La certidumbre que debe otorgar la gestión de gobierno sólo puede alcanzarse por la vía de la ley; por ese medio es posible demandar que la autoridad actúe bajo el sustento de las disposiciones que lo facultan para ello, en ese sentido generar confianza y que su eventual exceso, distorsión o descuido puede ser reclamada a través de instancias, procedimientos y recursos jurídicos.
Puede parecer molesto para los que no somos abogados eso de que los actos de la autoridad deben estar debidamente fundados y motivados, pero tal premisa permite construir una relación de confianza entre la sociedad y el gobierno y otorga bases al axioma de que la autoridad sólo puede hacer lo que le está permitido; mientras los ciudadanos, todo aquello que no les está prohibido.

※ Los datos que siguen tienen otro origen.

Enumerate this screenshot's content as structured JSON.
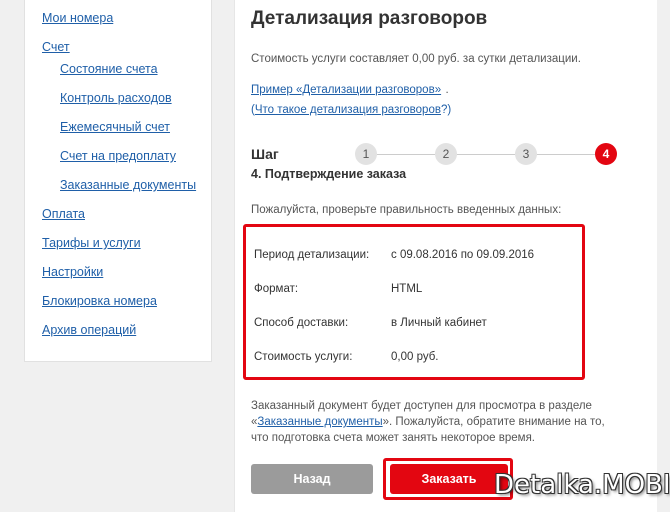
{
  "sidebar": {
    "items": [
      {
        "label": "Мои номера"
      },
      {
        "label": "Счет"
      },
      {
        "label": "Состояние счета"
      },
      {
        "label": "Контроль расходов"
      },
      {
        "label": "Ежемесячный счет"
      },
      {
        "label": "Счет на предоплату"
      },
      {
        "label": "Заказанные документы"
      },
      {
        "label": "Оплата"
      },
      {
        "label": "Тарифы и услуги"
      },
      {
        "label": "Настройки"
      },
      {
        "label": "Блокировка номера"
      },
      {
        "label": "Архив операций"
      }
    ]
  },
  "main": {
    "title": "Детализация разговоров",
    "cost_text": "Стоимость услуги составляет 0,00 руб. за сутки детализации.",
    "example_link": "Пример «Детализации разговоров»",
    "example_suffix": ".",
    "what_link_open": "(",
    "what_link": "Что такое детализация разговоров",
    "what_link_close": "?)",
    "step_label": "Шаг",
    "steps": [
      "1",
      "2",
      "3",
      "4"
    ],
    "active_step": 4,
    "step_title": "4. Подтверждение заказа",
    "check_text": "Пожалуйста, проверьте правильность введенных данных:",
    "details": {
      "period_label": "Период детализации:",
      "period_value": "с 09.08.2016 по 09.09.2016",
      "format_label": "Формат:",
      "format_value": "HTML",
      "delivery_label": "Способ доставки:",
      "delivery_value": "в Личный кабинет",
      "cost_label": "Стоимость услуги:",
      "cost_value": "0,00 руб."
    },
    "note_before": "Заказанный документ будет доступен для просмотра в разделе «",
    "note_link": "Заказанные документы",
    "note_after": "». Пожалуйста, обратите внимание на то, что подготовка счета может занять некоторое время.",
    "back_button": "Назад",
    "order_button": "Заказать"
  },
  "watermark": "Detalka.MOBI",
  "colors": {
    "accent": "#e30611",
    "link": "#1f5fa8",
    "back_button": "#9b9b9b"
  }
}
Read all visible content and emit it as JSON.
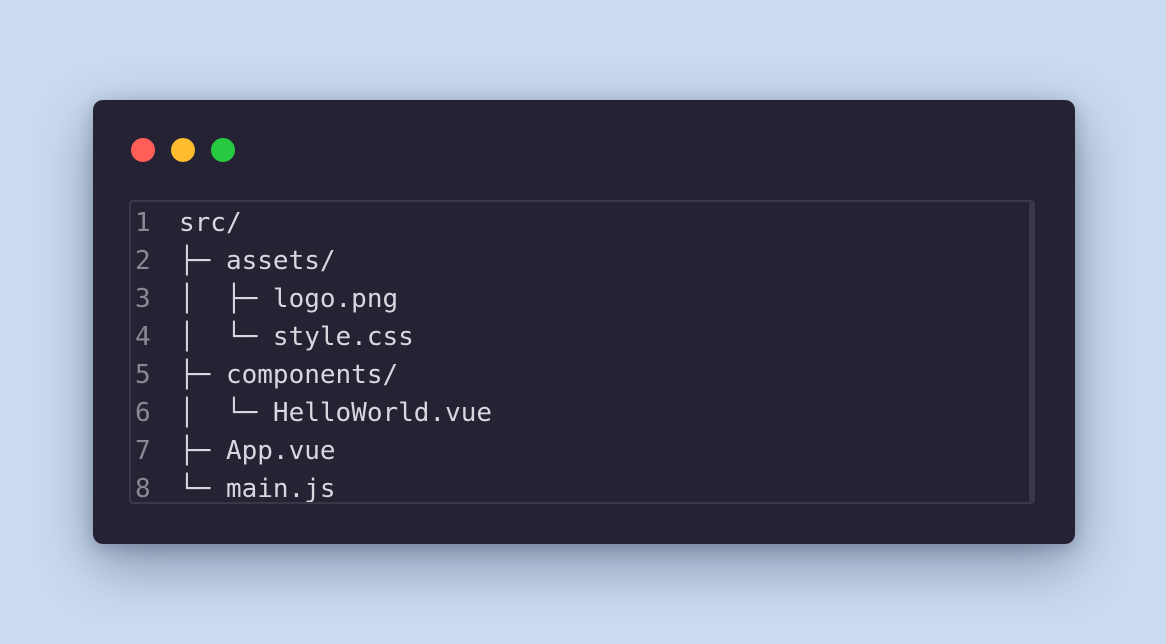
{
  "window": {
    "controls": [
      "close",
      "minimize",
      "maximize"
    ],
    "colors": {
      "close": "#ff5f57",
      "minimize": "#febc2e",
      "maximize": "#28c840",
      "background": "#252333"
    }
  },
  "code": {
    "lines": [
      {
        "number": "1",
        "text": "src/"
      },
      {
        "number": "2",
        "text": "├─ assets/"
      },
      {
        "number": "3",
        "text": "│  ├─ logo.png"
      },
      {
        "number": "4",
        "text": "│  └─ style.css"
      },
      {
        "number": "5",
        "text": "├─ components/"
      },
      {
        "number": "6",
        "text": "│  └─ HelloWorld.vue"
      },
      {
        "number": "7",
        "text": "├─ App.vue"
      },
      {
        "number": "8",
        "text": "└─ main.js"
      }
    ]
  }
}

Si la certeza se alcanza en los regímenes democráticos por medio de la ley, en los de carácter autoritario extravían la previsibilidad sobre las decisiones del gobierno porque se reservan la posibilidad de desempeñarse de forma arbitraria, es decir, sin arbitrio de otros; las acciones que se emprenden pueden ser sorpresivas y derrumbar, por el impulso de la voluntad del poder, restricciones, reglamentaciones y obligaciones regulatorias. El gobierno autoritario no piensa en las normas, desconfía de ellas; es proclive a construir respaldo mediante el discurso y con el uso de la retórica, desplegar su poder y hacer gala de ello es parte de su signo.
Así, el apego a la ley es un hábito de los gobiernos democráticos, así como actuar de forma distraída, discrecional o al margen de la ley, caracteriza a los de carácter autoritario. Los procedimientos, trámites, requisitos a cumplir molestan a los autoritarismos, pues los consideran burocráticos, parte de procesos que conforman pasos de intermediación que molestan al efectismo, a la efectividad que no repara en costos, ni en las condiciones a observar para las actividades públicas.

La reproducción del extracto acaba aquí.